No module named 'mcp' error when Claude tries to call the server. The Python packages were not installed, or a different Python interpreter is being used than the one that installed them. Re-run pip install "mcp[cli]" requests (Windows) or re-run install.sh (macOS). Confirm that the command value in the config file points to the same Python executable — run which python3 (macOS) or where python (Windows) to find it.

Config file fails to load / Claude starts but servers are missing (Windows). The most common cause is malformed JSON — single backslashes in paths are a frequent mistake. Every backslash in a Windows path must be doubled: C:\\redcap-mcp\\redcap_mcp_server.py, not C:\redcap-mcp\redcap_mcp_server.py. Paste the file contents into a JSON validator to catch errors before relaunching Claude.

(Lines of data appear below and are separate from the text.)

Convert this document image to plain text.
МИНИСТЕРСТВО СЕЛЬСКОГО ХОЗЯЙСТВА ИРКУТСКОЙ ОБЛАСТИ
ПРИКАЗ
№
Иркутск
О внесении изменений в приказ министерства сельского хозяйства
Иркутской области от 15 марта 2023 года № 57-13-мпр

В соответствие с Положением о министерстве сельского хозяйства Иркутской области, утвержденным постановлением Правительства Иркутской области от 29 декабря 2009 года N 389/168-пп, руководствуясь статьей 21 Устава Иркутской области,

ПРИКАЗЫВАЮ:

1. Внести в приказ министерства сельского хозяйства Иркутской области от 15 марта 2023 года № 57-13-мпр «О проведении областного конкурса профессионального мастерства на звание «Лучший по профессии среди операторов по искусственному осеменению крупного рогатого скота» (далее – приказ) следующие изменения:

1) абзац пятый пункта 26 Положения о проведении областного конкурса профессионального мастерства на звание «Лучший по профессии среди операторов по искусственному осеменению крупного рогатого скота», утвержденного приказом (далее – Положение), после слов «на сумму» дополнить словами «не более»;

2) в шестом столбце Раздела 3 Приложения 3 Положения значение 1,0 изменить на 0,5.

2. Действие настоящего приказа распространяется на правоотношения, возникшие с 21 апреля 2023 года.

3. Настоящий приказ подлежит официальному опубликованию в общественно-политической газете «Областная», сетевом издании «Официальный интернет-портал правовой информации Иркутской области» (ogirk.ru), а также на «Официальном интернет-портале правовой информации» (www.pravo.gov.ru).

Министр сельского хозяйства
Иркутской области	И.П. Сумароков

No REDCap URL provided error. The REDCAP_URL environment variable is missing from the server's env block in the config file. Open the config, confirm the key is spelled correctly, and ensure the URL ends with /api/. Save, quit, and relaunch.

No API token provided error. The token was not included in the message to Claude and no REDCAP_TOKEN default is set in the config. Either include the token in your message or add it to the env block as described in Section 5.2.

HTTP 401 Unauthorized. The token is invalid, belongs to a different project, or has been revoked. Retrieve a fresh token from the project's API page in REDCap.

HTTP 403 Forbidden. The token is valid but the user does not have the API Export or API Import right in that project. A project administrator must grant the appropriate right via the User Rights page.

Connection check succeeds but record exports return no data. Confirm the token belongs to a project that has records. Also check whether the user account is assigned to a Data Access Group — DAG-scoped tokens only see records within their DAG (see RC-DAG-01 — Data Access Groups).


9. Security Considerations

The REDCap MCP server runs locally on your machine. API calls go directly from your computer to your REDCap instance over HTTPS — they do not pass through any external service or Anthropic's servers. The server script enforces SSL certificate validation on every request; this cannot be disabled.

Tokens embedded in the config file are stored in plaintext on your local filesystem. On a personal computer this is generally acceptable, but you should be aware of the following:

  • Do not commit claude_desktop_config.json to a version-controlled repository.
  • Do not store tokens for production projects with sensitive research data on shared or multiuser machines. Use per-call token supply instead.
  • If you suspect a token has been compromised, revoke it from the REDCap Control Center (Users → API Tokens) immediately and request a new one.